Dirk Scalongne

Personal information
- Born: 12 December 1879 Amsterdam, Netherlands
- Died: 1 April 1973 (aged 93) Amstelveen, Netherlands

Sport
- Sport: Fencing

Medal record
Men's fencing
Representing Netherlands
Olympic Games
| Bronze medal – third place | 1912 Stockholm | Sabre, team |

= Dirk Scalongne =

Dutch fencer (1879–1973)

Dirk Scalongne (12 December 1879 - 1 April 1973) was a Dutch Schout-bij-nacht and fencer. He won a bronze medal in the team sabre event at the 1912 Summer Olympics. Between 29 April 1929 and 1 May 1931 he served as commander of the Royal Netherlands Navy Submarine Service.

==Early life==
Dirk Scalongne was born 12 December 1879 in Amsterdam.

==Military career==
===Early career===
In 1907 Scalongne was part of the first crew of HNLMS O 1 where he served at the time as reserve commander. This crew were the first submariners of the Royal Netherlands Navy.

===Interwar Period===
In 1928 Scalongne was part of a supervisory committee that observed the testing of a new bubble capture system that Inkavos had developed to eliminate bubbles when firing torpedoes from torpedo tubes. During his time on the committee he observed the trials aboard the HNLMS O 6 and contributed to the final report in which it was concluded that the system did not meet expectations. That same year on 13 July 1928 he was appointed commander of the submarine station in Soerabaja.
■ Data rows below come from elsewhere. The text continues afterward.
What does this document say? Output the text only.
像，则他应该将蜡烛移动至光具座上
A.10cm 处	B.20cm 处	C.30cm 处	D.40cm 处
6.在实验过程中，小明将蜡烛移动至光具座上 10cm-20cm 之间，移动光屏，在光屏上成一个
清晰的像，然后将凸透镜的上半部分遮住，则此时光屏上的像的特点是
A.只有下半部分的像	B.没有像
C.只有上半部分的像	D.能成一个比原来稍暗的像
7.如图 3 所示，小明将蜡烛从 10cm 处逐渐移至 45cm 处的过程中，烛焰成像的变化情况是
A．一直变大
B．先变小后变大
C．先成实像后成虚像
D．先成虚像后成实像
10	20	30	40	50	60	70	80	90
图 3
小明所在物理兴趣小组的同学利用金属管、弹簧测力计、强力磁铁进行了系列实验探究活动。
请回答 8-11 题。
Scalongne remained commander of this station till 27 February 1929. Shortly after, he was appointed on 29 April 1929 as commander of the Royal Netherlands Navy Submarine Service.

==Personal life==
Scalongne married Antoinette Catherine van Loenen on 5 October 1905 in the Hague, the Netherlands. On 3 June 1926 this marriage was dissolved.

===Death===
Dirk Scalongne died on 1 April 1973 in Amstelveen, the Netherlands.